Unemployed or inactive?
The figures are drawn from the regular Labour Force Survey which also provides much of the official unemployment data.
The ONS analysis looks only at households where there is at least one person aged between 16 and 64, so homes with only older people in them - aged 65 or over - are excluded.
However being in a workless household does not necessarily mean being unemployed.
The official definition of being workless also includes those who are judged to be economically inactive, such as students, the retired, carers and the ill or disabled.
In fact this economic inactivity, rather than unemployment, is far and away the biggest reason for a household to be deemed entirely workless.
By contrast, only 1.4% of all workless households in the UK - 290,000 - are deemed to be so because all their members are unemployed.

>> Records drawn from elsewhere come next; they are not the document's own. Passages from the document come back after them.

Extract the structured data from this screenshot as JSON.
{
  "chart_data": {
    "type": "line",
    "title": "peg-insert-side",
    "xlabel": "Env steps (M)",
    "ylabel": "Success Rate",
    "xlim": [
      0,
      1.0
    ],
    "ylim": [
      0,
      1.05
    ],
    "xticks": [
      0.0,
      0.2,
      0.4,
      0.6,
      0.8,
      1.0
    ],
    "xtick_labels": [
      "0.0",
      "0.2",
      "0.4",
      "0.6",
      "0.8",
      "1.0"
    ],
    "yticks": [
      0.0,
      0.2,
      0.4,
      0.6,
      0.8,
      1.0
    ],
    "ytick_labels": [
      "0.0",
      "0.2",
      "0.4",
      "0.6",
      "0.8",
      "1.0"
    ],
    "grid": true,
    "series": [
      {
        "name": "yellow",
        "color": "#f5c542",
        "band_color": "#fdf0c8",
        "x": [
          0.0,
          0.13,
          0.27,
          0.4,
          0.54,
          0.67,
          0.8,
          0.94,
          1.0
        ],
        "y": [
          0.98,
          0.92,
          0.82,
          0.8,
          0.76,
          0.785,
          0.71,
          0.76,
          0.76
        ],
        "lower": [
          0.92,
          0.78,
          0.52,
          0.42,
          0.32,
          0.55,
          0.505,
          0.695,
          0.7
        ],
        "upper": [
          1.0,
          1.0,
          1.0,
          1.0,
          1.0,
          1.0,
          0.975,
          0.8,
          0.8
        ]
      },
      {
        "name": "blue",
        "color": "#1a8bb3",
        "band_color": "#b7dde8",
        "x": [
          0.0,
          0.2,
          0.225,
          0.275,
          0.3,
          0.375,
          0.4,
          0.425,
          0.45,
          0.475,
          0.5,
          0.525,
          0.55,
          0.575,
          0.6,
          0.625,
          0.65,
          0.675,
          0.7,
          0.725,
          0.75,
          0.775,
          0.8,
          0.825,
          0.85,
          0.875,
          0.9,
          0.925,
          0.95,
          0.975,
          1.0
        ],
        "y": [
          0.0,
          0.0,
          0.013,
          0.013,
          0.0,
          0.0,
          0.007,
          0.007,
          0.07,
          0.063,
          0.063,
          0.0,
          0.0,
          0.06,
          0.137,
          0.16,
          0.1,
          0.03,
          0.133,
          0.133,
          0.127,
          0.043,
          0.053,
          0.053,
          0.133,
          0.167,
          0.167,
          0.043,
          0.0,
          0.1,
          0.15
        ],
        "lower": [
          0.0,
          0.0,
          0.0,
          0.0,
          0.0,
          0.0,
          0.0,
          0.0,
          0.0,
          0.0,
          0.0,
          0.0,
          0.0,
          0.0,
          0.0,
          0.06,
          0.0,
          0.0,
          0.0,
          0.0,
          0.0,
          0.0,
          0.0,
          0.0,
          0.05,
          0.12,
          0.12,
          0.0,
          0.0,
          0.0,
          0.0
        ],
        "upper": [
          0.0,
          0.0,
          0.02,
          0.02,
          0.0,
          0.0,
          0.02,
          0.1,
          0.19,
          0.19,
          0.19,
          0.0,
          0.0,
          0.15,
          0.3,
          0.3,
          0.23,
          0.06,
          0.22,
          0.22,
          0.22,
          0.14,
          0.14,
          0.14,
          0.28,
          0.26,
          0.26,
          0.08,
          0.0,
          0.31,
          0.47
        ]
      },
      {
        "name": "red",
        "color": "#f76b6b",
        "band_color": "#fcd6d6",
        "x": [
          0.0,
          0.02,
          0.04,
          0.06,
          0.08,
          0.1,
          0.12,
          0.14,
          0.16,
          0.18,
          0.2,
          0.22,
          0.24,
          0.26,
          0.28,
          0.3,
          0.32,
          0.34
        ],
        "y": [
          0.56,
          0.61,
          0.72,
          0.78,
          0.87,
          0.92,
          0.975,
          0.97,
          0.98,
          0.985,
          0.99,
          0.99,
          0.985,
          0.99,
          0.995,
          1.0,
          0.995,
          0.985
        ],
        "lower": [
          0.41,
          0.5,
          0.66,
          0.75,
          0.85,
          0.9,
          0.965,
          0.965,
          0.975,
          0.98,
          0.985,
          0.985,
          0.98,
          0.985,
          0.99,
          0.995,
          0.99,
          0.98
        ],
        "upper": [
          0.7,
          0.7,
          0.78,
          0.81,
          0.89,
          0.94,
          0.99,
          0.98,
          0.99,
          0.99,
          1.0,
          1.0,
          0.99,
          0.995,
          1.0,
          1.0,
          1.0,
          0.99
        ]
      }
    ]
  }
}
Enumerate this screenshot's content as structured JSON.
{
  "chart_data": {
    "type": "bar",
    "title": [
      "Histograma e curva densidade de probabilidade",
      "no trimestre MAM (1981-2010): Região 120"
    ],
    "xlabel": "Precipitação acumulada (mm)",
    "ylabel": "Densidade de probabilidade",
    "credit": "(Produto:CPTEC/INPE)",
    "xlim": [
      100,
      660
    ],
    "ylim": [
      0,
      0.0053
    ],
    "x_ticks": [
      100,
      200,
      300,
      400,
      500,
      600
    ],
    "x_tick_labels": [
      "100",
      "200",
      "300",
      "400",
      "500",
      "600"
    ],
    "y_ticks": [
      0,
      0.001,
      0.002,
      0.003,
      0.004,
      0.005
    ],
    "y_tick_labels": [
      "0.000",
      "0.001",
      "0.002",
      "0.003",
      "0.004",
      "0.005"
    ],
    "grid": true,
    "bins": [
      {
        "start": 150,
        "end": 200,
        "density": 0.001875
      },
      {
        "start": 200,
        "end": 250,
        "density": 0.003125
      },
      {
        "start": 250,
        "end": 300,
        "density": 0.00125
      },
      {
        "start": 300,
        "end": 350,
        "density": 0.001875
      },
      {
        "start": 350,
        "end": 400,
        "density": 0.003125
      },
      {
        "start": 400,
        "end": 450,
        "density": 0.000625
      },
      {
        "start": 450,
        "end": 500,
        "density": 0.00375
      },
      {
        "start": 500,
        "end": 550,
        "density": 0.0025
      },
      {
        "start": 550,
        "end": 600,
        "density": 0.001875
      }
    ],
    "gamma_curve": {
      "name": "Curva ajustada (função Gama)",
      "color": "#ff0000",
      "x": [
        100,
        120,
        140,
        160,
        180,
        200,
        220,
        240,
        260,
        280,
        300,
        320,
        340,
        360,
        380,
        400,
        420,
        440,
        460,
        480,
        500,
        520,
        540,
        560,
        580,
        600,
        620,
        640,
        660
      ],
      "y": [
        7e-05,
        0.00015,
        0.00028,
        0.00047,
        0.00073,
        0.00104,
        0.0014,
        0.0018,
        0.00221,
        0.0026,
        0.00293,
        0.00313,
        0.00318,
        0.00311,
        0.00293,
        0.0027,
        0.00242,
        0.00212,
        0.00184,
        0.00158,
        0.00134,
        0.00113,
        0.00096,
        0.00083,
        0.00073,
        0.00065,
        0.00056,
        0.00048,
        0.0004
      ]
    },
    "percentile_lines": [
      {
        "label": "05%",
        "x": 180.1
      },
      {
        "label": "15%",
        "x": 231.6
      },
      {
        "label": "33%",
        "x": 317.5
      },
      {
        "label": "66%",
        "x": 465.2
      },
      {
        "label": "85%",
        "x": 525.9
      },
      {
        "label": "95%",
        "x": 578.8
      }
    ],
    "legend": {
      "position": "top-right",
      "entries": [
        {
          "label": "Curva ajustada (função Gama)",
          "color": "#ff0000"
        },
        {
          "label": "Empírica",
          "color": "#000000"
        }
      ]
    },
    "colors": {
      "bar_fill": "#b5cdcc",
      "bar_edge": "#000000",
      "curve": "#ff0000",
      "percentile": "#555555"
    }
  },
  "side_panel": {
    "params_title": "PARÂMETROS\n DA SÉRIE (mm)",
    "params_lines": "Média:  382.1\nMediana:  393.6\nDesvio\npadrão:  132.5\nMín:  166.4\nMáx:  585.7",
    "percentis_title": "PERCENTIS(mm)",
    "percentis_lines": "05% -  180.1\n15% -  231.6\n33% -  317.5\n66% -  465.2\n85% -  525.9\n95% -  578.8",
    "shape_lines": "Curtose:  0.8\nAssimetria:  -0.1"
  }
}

Back in the April-June quarter of 1996, the proportion of households which were workless was much higher than now at 21%.
Since then, that proportion has fallen steadily, with only a slight increase in the figures in aftermath of the sharp recession caused by the great financial crisis of 2008-09.
Now, general levels of employment have been at record levels for some time and the official unemployment rate is down to its lowest level since 1975, at 4.4%.
As a result, the proportion of households whose members are all working has risen in the past 21 years from 52% to 58%.
Margaret Greenwood, Labour's shadow employment minister, said: "While any increases in employment are positive, under this government work is no longer a reliable route out of poverty with over half of those living in poverty coming from a working household."